5. People trying to chitchat with you
Headphones in, outside world out. No, I don’t want to hear where you’re going, why you’re going and what you will do, I’d rather stare at the wing of the plane, it’s much more interesting.
 4. People getting up as soon as the plane lands
This one I’ll never understand! People are rushing to get their bags as if someone could steal them and run away. They’re also standing on the aisle, to be the first ones to get off. It’s cool if you have a connection to catch (and incredibly shitty if you don’t let the people who have another flight go first), but otherwise it’s pointless and plain stupid.
Bonus points: people getting up when it was requested to remain seated. Or people whose phones start ringing while the plane is still in the air, towards the airport.
3. Seat allocation
I have just made an online check in and out of all the six tickets, there aren’t two right next to each other. I get how low cost companies are trying to make money out of anything, but come on, can’t I just sit next to my friends, instead of some chatty smelly person? (see previous points)
2. Air conditioning
After freezing my ass off in so many planes, I have come to the conclusion that there are only two possible explanations for this:
- They are secretly transporting aliens from Neptune, who need to have temperatures as close as the one on their home planet.

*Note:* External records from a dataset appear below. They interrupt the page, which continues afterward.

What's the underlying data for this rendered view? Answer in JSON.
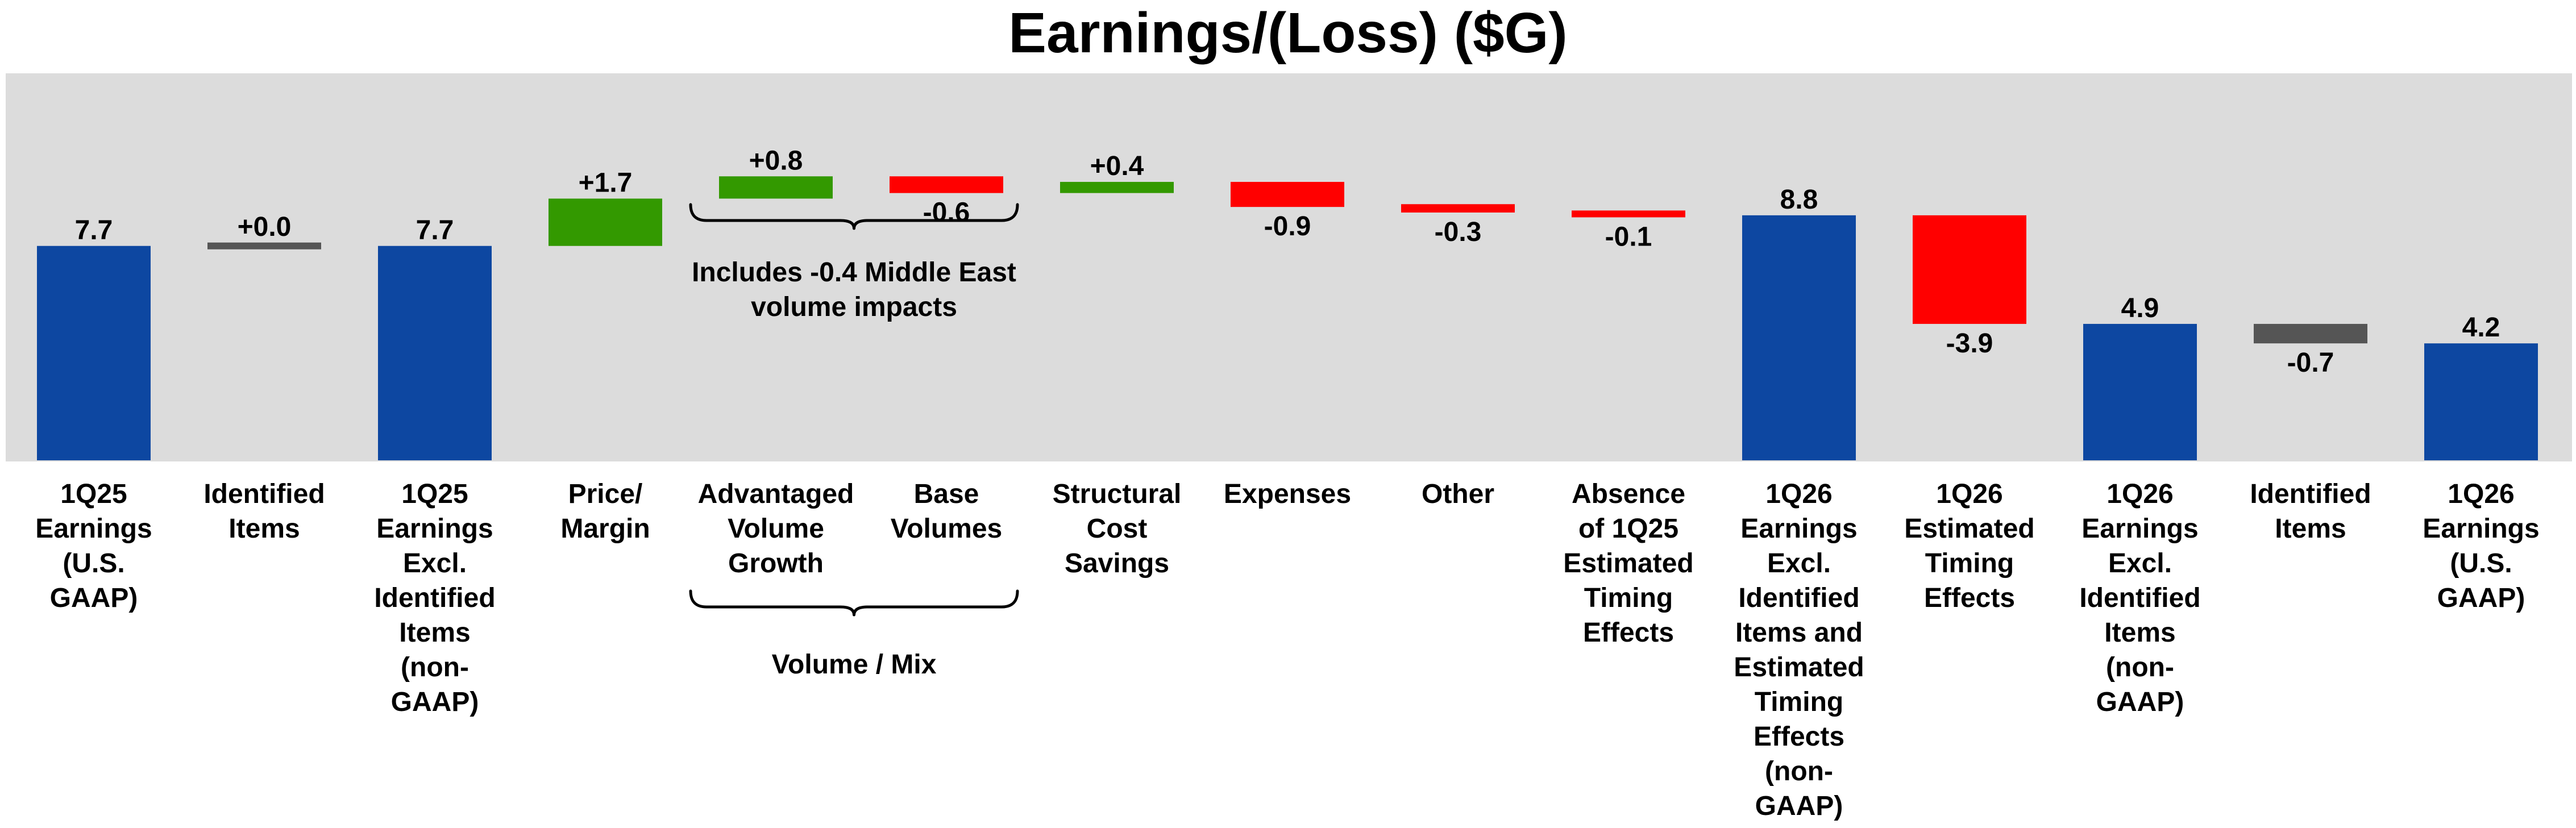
{
  "chart_data": {
    "type": "bar",
    "subtype": "waterfall",
    "title": "Earnings/(Loss) ($G)",
    "colors": {
      "total": "#0D47A1",
      "increase": "#339900",
      "decrease": "#FF0000",
      "identified": "#555555",
      "plot_background": "#DCDCDC"
    },
    "bars": [
      {
        "category": [
          "1Q25",
          "Earnings",
          "(U.S.",
          "GAAP)"
        ],
        "kind": "total",
        "start": 0,
        "end": 7.7,
        "label": "7.7"
      },
      {
        "category": [
          "Identified",
          "Items"
        ],
        "kind": "identified",
        "start": 7.7,
        "end": 7.7,
        "label": "+0.0"
      },
      {
        "category": [
          "1Q25",
          "Earnings",
          "Excl.",
          "Identified",
          "Items",
          "(non-",
          "GAAP)"
        ],
        "kind": "total",
        "start": 0,
        "end": 7.7,
        "label": "7.7"
      },
      {
        "category": [
          "Price/",
          "Margin"
        ],
        "kind": "increase",
        "start": 7.7,
        "end": 9.4,
        "label": "+1.7"
      },
      {
        "category": [
          "Advantaged",
          "Volume",
          "Growth"
        ],
        "kind": "increase",
        "start": 9.4,
        "end": 10.2,
        "label": "+0.8"
      },
      {
        "category": [
          "Base",
          "Volumes"
        ],
        "kind": "decrease",
        "start": 10.2,
        "end": 9.6,
        "label": "-0.6"
      },
      {
        "category": [
          "Structural",
          "Cost",
          "Savings"
        ],
        "kind": "increase",
        "start": 9.6,
        "end": 10.0,
        "label": "+0.4"
      },
      {
        "category": [
          "Expenses"
        ],
        "kind": "decrease",
        "start": 10.0,
        "end": 9.1,
        "label": "-0.9"
      },
      {
        "category": [
          "Other"
        ],
        "kind": "decrease",
        "start": 9.2,
        "end": 8.9,
        "label": "-0.3"
      },
      {
        "category": [
          "Absence",
          "of 1Q25",
          "Estimated",
          "Timing",
          "Effects"
        ],
        "kind": "decrease",
        "start": 8.9,
        "end": 8.8,
        "label": "-0.1"
      },
      {
        "category": [
          "1Q26",
          "Earnings",
          "Excl.",
          "Identified",
          "Items and",
          "Estimated",
          "Timing",
          "Effects",
          "(non-",
          "GAAP)"
        ],
        "kind": "total",
        "start": 0,
        "end": 8.8,
        "label": "8.8"
      },
      {
        "category": [
          "1Q26",
          "Estimated",
          "Timing",
          "Effects"
        ],
        "kind": "decrease",
        "start": 8.8,
        "end": 4.9,
        "label": "-3.9"
      },
      {
        "category": [
          "1Q26",
          "Earnings",
          "Excl.",
          "Identified",
          "Items",
          "(non-",
          "GAAP)"
        ],
        "kind": "total",
        "start": 0,
        "end": 4.9,
        "label": "4.9"
      },
      {
        "category": [
          "Identified",
          "Items"
        ],
        "kind": "identified",
        "start": 4.9,
        "end": 4.2,
        "label": "-0.7"
      },
      {
        "category": [
          "1Q26",
          "Earnings",
          "(U.S.",
          "GAAP)"
        ],
        "kind": "total",
        "start": 0,
        "end": 4.2,
        "label": "4.2"
      }
    ],
    "annotations": [
      {
        "text": [
          "Includes -0.4 Middle East",
          "volume impacts"
        ],
        "spans_bars": [
          4,
          5
        ]
      },
      {
        "text": [
          "Volume / Mix"
        ],
        "spans_bars": [
          4,
          5
        ]
      }
    ],
    "ylim": [
      0,
      13.9
    ],
    "grid": false,
    "legend": "none"
  }
}
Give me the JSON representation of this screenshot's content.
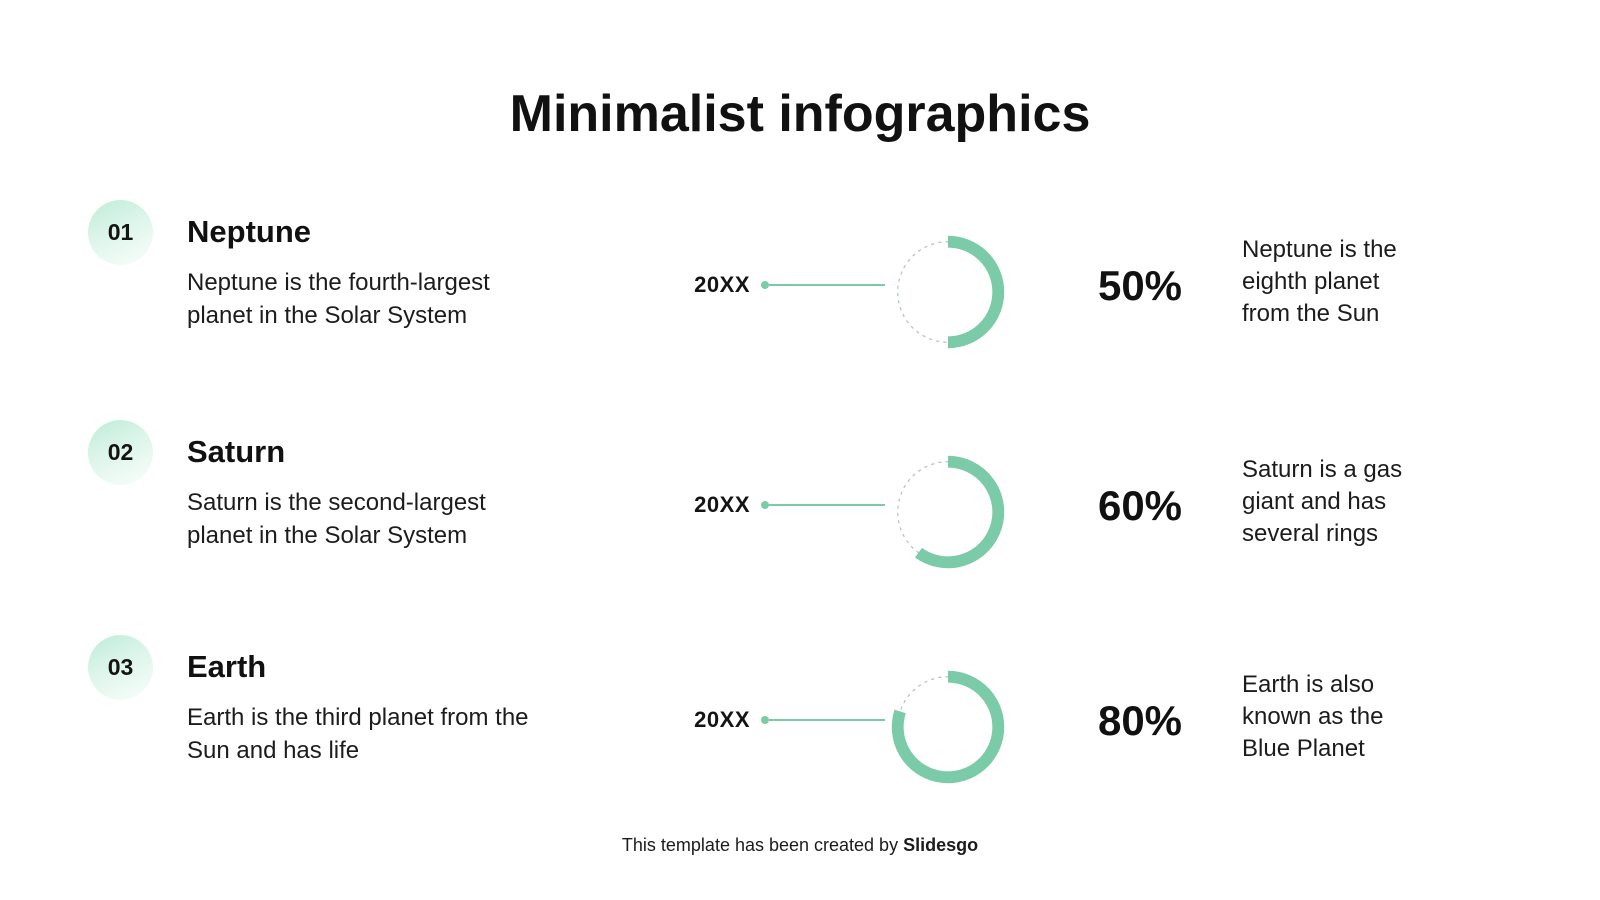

- Somehow somewhere someone cracked open a window.
1. Kickers and pullers
I know dude, I KNOW! You don’t have much space for your legs and after an hour, it starts to get worse and worse. But guess what, I have as little space as you do. But you won’t find me kicking the seat in front of me, like a spoiled kid at Disneyland. Another pet peeve of mine is when someone pulls your seat to help themselves get up, making you feel as if you’re being skyrocketed into space. Horrible, just horrible!
But then you land, get off the plane and everything is perfect! Now the real fun begins!